Appunto, e’ ormai imminente la pubblicazione del tuo “Zagorone”, che rappresenta il coronamento della tua ormai venticinquennale carriera nella Sergio Bonelli Editore, con una storia intitolata “Il castello nel cielo” in cui lo sceneggiatore Moreno Burattini pare abbia assecondato la tua vena fantasy. Un evento che i tanti appassionati zagoriani attendono con impazienza. Ma quali saranno i tuoi impegni per il futuro prossimo? Si può ipotizzare anche un tuo ritorno a Tex o l’approdo ad altre serie?
Marco Torricelli:
Ritengo Moreno Burattini un genio, capace di scrivere qualsiasi cosa e in modo perfetto. Nell’avventura celebrativa dei cinquant’anni del personaggio di Nolitta e Ferri, tavola dopo tavola ha raccontato il lavoro degli scrittori d’avventura, descrivendone difficoltà, introspezione, solitudine e ricerca, con un finale degno appunto di un grande scrittore. Ho già iniziato una nuova storia di Zagor con lui.

Il tuo segno è più improntato a uno stile più europeo rispetto a quello che viene dalla scuola pittorica rinascimentale italiana di Galep; eppure, in Faccia di Cuoio, la tua impronta galleppiniana sembra ti sia sempre appartenuta. Sappiamo che hai conosciuto Galleppini: puoi raccontarci qualche aneddoto?
Marco Torricelli:
Per una storia da “Old West” ho pensato a uno stile quasi da illustratore, facendo attenzione a non diventare iconografico.
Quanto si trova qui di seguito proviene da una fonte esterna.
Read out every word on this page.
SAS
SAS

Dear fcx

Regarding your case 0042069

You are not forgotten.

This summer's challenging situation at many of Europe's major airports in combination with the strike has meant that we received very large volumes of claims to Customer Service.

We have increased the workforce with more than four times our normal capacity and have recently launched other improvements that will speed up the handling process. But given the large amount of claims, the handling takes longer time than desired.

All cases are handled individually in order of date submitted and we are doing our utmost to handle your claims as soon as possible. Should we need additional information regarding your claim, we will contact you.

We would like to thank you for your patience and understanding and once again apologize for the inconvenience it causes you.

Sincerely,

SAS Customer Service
Non avevo deciso di fare il “verso” a Galleppini, e lo stile che ho condotto, se anche in parte reca la sua impronta, non è stato da me progettato. A questo punto bisognerebbe entrare nella storia del fumetto e persino di tutta l’Arte e di tutte le arti in generale, ottenendo una lunghissima nomenclatura di artisti collegati tra loro per temi e tecniche, ma è un lavoro da critici. Dirò solo che lo stile di Galep, difficilissimo da imitare, mutuato, fra le altre esperienze, da quella fatta disegnando il Mandrake di Phil Davis, e dallo stile barocco di Raymond – a sua volta maturato su Tim Tyler’s luck (Cino e Franco) di Lyman Young -, nasce da tratteggi, linee spezzate, nervose, e macchie di nero, dove ogni elemento cambia di continuo: un cavallo, uno sfondo, un cappello, non sono mai gli stessi. Questo è anche dovuto alla tecnica da lui usata nell’inchiostrazione di matite evanescenti – che talvolta cancellava un poco – tali da permettergli un’assoluta, cercata e trovata immediatezza. In questo stava la maestria: sapere dove e come mettere il pennello, rifiutando il calligrafismo. Facendo io invece una matita precisa, uso una linea quasi continua, sfumata e pulita che, nel caso di “Faccia di cuoio”, sviluppa la lezione galleppiniana solo in alcune caratteristiche. Ogni storia poi ha un suo carattere, luci e ombre proprie. Quindi l’unico accostamento a Galep, a mio parere, è rilevabile nell’aver cercato di riprodurre la fisionomia del suo Tex, che è probabilmente la più amata dai lettori. A Recco, cittadina ligure, durante una mostra di Tex, Galleppini salutava gli ospiti, sorridente e sereno. Giunse l’alta e signorile figura di Antonio Canale (disegnatore di Amok), impermeabile e coppola in mano, un poco più giovane di Galleppini. I due maestri si salutarono felici, da tempo non si vedevano e iniziò fra loro un simpaticissimo dialogo, con battute e risate. Canale ridacchiando disse: “Eh, vorrei avere i tuoi soldi!”, e Galep, di rimando: “E io i tuoi anni!”. Li vedo ancora.